Mit dem "Kampf gegen die Arbeitslosigkeit" kann man immer billig punkten. Beifall ist gewiss. Hat aber Junker nicht zu dem Personenkreis gehört die "Steuergestaltung" und Deregulierung gefördert und verteidigt haben, bzw. das immer noch tun?
Oder war niemand verantwortlich für Zockerei und Staatsschulden/Sozialabbau in Europa?
Der Bock verkündet dass er Gärtner wird und alle finden es toll.
Verlogen ist prinzipiell auch dass diese Elite-Nasen genau wissen dass mehr oder weniger Arbeitslosigkeit schlicht zum System gehört und wg. Automatisierung immer weiter steigen wird.

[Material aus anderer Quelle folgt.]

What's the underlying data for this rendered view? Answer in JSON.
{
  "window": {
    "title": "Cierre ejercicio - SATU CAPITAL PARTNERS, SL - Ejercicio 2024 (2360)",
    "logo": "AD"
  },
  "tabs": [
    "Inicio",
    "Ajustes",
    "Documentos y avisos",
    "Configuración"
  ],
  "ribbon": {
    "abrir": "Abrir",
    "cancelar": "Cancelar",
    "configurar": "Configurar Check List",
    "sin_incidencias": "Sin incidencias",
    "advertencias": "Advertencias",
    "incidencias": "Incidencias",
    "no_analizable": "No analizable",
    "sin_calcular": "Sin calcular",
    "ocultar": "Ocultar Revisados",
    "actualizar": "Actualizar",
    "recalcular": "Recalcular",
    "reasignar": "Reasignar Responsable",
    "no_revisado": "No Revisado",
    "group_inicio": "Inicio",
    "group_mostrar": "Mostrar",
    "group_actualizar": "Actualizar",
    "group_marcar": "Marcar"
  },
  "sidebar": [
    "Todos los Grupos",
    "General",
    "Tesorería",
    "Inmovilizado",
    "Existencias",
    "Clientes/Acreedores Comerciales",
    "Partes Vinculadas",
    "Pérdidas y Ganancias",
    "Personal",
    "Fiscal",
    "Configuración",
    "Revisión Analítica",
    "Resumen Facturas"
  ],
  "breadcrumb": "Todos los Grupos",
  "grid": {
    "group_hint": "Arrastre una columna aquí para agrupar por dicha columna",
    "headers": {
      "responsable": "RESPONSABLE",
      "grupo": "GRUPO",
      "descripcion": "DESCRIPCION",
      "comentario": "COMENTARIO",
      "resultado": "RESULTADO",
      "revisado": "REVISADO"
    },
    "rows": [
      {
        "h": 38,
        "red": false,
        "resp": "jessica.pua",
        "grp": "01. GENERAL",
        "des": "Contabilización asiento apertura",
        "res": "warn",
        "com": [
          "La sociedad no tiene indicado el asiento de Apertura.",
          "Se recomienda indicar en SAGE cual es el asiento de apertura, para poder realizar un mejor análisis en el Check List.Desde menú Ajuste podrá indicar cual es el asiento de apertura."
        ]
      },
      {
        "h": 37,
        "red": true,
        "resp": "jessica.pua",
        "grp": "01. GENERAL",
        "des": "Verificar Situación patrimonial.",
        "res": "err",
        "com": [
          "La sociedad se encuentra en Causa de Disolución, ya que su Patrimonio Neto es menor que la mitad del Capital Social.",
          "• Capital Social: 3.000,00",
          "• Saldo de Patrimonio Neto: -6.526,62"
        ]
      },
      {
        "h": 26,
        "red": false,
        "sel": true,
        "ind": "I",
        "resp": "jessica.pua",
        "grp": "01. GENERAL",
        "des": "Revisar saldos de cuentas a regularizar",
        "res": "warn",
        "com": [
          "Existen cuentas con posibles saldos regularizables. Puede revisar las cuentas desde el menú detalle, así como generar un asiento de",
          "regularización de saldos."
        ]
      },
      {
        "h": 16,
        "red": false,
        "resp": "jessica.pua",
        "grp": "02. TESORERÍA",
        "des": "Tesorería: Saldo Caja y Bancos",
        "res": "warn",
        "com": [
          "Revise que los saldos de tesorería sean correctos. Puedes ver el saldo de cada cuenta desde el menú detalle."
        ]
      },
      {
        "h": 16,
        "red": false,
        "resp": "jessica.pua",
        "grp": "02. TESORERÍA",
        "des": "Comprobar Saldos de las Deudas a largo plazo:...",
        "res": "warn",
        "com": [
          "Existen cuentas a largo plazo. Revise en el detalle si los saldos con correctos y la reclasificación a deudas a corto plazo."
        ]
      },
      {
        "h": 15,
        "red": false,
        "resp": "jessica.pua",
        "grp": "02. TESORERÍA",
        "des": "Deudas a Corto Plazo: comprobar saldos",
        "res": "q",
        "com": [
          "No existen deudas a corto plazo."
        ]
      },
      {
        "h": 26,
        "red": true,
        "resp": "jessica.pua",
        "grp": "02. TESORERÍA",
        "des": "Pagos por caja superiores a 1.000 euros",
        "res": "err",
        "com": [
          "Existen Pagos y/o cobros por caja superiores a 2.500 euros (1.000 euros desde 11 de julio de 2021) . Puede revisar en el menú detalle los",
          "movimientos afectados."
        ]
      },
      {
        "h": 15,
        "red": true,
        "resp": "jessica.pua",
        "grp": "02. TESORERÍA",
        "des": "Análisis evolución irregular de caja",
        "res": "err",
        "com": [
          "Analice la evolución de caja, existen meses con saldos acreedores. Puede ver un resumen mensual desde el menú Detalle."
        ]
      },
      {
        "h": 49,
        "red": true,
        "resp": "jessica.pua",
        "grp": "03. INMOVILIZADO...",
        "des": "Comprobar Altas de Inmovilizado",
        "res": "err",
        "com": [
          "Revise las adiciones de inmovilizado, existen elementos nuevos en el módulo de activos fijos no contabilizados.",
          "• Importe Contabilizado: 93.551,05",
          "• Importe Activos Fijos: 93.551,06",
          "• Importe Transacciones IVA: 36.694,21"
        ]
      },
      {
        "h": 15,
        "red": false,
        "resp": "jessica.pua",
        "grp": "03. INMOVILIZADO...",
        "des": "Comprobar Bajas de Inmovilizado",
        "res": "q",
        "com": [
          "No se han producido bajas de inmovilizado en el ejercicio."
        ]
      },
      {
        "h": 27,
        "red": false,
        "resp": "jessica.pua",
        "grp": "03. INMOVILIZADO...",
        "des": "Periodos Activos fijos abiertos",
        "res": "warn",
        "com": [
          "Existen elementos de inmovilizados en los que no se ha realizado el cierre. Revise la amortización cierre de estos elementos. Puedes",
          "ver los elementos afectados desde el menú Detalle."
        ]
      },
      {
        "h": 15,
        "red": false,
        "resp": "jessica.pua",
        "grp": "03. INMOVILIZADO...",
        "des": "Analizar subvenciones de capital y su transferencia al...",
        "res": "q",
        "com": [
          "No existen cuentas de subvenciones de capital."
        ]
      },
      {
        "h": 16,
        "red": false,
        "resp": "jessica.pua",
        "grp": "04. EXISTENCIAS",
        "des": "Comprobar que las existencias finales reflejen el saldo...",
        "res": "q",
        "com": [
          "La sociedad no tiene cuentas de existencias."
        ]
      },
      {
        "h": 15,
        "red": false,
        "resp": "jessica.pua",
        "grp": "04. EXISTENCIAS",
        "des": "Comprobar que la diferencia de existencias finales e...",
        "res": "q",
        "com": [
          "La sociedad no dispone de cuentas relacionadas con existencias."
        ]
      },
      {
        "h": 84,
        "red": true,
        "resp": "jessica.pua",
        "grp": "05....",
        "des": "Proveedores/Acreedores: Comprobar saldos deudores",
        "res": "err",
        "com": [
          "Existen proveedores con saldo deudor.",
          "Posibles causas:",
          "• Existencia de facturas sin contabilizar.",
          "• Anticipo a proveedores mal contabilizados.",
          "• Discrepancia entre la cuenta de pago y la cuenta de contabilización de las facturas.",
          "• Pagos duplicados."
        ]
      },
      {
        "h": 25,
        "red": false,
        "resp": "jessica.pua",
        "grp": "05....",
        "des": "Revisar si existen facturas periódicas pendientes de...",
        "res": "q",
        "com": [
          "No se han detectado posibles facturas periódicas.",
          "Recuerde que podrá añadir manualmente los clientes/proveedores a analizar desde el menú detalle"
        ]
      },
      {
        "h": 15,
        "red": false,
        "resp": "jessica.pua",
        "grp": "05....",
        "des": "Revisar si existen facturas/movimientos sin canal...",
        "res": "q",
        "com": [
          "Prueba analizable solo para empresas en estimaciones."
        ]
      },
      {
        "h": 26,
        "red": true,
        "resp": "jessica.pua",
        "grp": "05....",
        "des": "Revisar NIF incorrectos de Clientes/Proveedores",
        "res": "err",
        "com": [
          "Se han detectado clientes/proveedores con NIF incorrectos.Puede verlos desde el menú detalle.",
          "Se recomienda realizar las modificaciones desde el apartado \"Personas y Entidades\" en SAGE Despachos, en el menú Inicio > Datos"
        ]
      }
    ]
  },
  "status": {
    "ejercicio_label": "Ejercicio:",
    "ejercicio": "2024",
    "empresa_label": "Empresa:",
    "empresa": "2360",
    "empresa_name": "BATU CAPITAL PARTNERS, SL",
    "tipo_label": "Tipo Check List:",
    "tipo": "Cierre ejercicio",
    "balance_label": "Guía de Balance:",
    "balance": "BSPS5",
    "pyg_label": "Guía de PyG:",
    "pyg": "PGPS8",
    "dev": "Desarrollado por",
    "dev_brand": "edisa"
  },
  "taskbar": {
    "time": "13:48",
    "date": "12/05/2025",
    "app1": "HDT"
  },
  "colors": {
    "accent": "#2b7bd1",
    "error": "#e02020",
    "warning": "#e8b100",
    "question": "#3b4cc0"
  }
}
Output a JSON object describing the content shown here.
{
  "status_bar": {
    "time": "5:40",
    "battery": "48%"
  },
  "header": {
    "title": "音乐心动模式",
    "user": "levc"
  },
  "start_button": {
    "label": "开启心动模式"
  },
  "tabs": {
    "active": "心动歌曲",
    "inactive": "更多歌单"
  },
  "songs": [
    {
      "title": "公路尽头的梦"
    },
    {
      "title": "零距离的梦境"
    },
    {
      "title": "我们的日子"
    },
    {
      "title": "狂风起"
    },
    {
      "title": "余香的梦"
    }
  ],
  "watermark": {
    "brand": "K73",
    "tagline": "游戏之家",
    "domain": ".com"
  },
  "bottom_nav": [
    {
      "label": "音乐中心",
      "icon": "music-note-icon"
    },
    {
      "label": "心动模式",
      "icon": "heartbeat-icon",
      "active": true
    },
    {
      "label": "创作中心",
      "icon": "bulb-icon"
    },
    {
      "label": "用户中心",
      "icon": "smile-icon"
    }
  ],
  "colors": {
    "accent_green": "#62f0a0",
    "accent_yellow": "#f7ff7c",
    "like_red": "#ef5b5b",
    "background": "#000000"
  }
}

Die Konsequenz daraus, Konzepte zu entwickeln wie Arbeit und Vermögen gerecht verteilt werden und wie Arbeitslose würdig in die Gesellschaft integriert werden (statt gedemütigt oder sich selbst überlassen), das fehlt komplett.
Auf diese selbstgefällige Riege der Strippenzieher und Status-Quo-Bewahrer kann, bzw. muss Europa verseichten. Dazu gehören auch Merkel, Schäuble & Co..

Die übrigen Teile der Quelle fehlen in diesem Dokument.